St. Mary’s College of Maryland is part of a collaboration of six institutions that was recently awarded a $3.5 million grant from the National Science Foundation. The project, led by Penn State, focuses on how aquatic plants and animals, such as clams, salt marshes and seagrasses, affect carbon cycling in the Chesapeake Bay.
Estuaries like the Chesapeake Bay play an important role in the global regulation of atmospheric carbon dioxide, the leading greenhouse gas linked to climate change. The goal of the project is to understand the complex pathways that carbon follows as it moves through estuaries.

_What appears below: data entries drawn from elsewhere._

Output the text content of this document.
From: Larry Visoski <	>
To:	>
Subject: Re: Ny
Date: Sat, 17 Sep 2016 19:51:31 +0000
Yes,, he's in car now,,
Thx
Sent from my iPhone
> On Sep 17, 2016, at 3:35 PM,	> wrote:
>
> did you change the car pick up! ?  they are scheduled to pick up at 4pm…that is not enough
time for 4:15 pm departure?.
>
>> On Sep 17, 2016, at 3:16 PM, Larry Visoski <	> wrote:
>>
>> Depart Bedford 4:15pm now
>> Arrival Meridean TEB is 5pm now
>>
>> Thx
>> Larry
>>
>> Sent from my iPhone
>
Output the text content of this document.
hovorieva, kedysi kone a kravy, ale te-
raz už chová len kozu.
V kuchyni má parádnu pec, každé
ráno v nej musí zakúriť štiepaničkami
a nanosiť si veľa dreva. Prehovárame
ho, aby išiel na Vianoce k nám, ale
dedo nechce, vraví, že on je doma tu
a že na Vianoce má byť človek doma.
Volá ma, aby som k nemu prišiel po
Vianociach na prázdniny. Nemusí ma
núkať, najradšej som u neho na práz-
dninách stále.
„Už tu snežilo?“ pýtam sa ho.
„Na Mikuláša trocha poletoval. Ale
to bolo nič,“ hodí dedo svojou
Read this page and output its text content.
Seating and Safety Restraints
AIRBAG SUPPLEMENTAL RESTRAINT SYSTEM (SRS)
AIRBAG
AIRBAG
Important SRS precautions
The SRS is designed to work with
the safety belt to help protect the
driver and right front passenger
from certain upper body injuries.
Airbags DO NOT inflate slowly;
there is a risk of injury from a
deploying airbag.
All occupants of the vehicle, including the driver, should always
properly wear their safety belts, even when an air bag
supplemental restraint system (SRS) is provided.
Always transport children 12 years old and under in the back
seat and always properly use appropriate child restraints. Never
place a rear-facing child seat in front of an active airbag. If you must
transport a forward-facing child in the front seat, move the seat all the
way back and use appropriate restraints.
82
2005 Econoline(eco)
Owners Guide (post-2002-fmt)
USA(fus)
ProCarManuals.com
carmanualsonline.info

Assistant Professor of Environmental Studies Cassie Gurbisz, PhD, will be leading the effort to measure carbon cycling in meadows of submerged aquatic vegetation (SAV, also known as bay grasses) with the help of SMCM students from the environmental studies and marine science programs. “Our findings will help us make better predictions of what happens to carbon as it moves from rivers to the ocean” says Gurbisz. She adds, “This is an important but missing component of global marine carbon budgets.”
Besides SMCM and Penn State, the other institutions participating in the project are the Virginia Institute of Marine Science, University of Maryland Center for Environmental Sciences, the United States Geologic Survey, and Woods Hole Oceanographic Institution. The collaborative program will incorporate coordinated research activities including field measurements, laboratory experiments and analysis of historical data, as well as outreach to high school and undergraduate students and estuarine managers, all concentrated in the Chesapeake Bay region.
The Office of Research & Sponsored Programs assisted in the development of the grant.